B-cell acute lymphoblastic leukemia (B-ALL) is a hematologic cancer whose response to treatment varies between pediatric and adult patients, making it difficult to identify clinically useful biomarkers. This research focused on comparing gene expression profiles in patients with B-ALL in remission, non-remission and drug-resistant samples (methotrexate, corticosteroids and blinatumomab) with the aim of identifying prognostically relevant genes and therapeutic resistance. Five transcriptomic datasets were selected from the GEO repository, applying specific inclusion criteria, and differential expression analyses were performed using GEO2R, RStudio, Venn diagrams, UpSet plots and functional enrichment approaches (ORA and GSEA). The results allowed the identification of differentially expressed genes common among series and molecular pathways associated with B-ALL biology, highlighting the efficacy of integrating microarray and RNA-seq data.
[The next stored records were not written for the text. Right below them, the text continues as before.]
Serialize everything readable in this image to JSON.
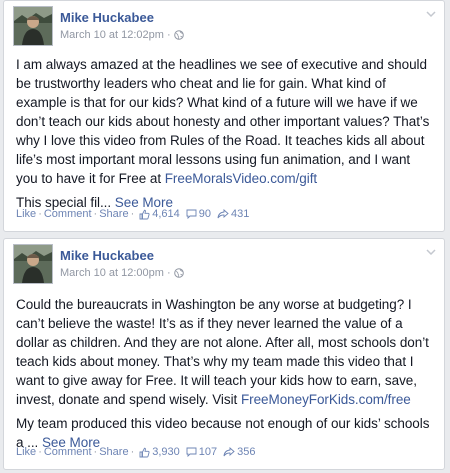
{
  "posts": [
    {
      "author": "Mike Huckabee",
      "timestamp": "March 10 at 12:02pm",
      "privacy_icon": "globe-icon",
      "text_main": "I am always amazed at the headlines we see of executive and should be trustworthy leaders who cheat and lie for gain. What kind of example is that for our kids? What kind of a future will we have if we don’t teach our kids about honesty and other important values? That’s why I love this video from Rules of the Road. It teaches kids all about life’s most important moral lessons using fun animation, and I want you to have it for Free at ",
      "link_text": "FreeMoralsVideo.com/gift",
      "text_more": "This special fil... ",
      "see_more": "See More",
      "like_label": "Like",
      "comment_label": "Comment",
      "share_label": "Share",
      "likes": "4,614",
      "comments": "90",
      "shares": "431"
    },
    {
      "author": "Mike Huckabee",
      "timestamp": "March 10 at 12:00pm",
      "privacy_icon": "globe-icon",
      "text_main": "Could the bureaucrats in Washington be any worse at budgeting? I can’t believe the waste! It’s as if they never learned the value of a dollar as children. And they are not alone. After all, most schools don’t teach kids about money. That’s why my team made this video that I want to give away for Free. It will teach your kids how to earn, save, invest, donate and spend wisely. Visit ",
      "link_text": "FreeMoneyForKids.com/free",
      "text_more": "My team produced this video because not enough of our kids’ schools a ... ",
      "see_more": "See More",
      "like_label": "Like",
      "comment_label": "Comment",
      "share_label": "Share",
      "likes": "3,930",
      "comments": "107",
      "shares": "356"
    }
  ],
  "colors": {
    "link": "#3b5998",
    "meta": "#9197a3",
    "action": "#6d84b4",
    "background": "#e9ebee"
  }
}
The most relevant findings include ACTA2 in the pediatric population and GFI1 in the adult population, in addition to other genes such as CHN1, HMGCS1 and RNUGATAC, which could be explored in future studies. In conclusion, this study shows that the combination of systematic search strategies, bioinformatics analysis and differential gene expression allows the identification of genes and pathways of interest, providing a solid basis for the identification of potential biomarkers of interest in clinical prognosis.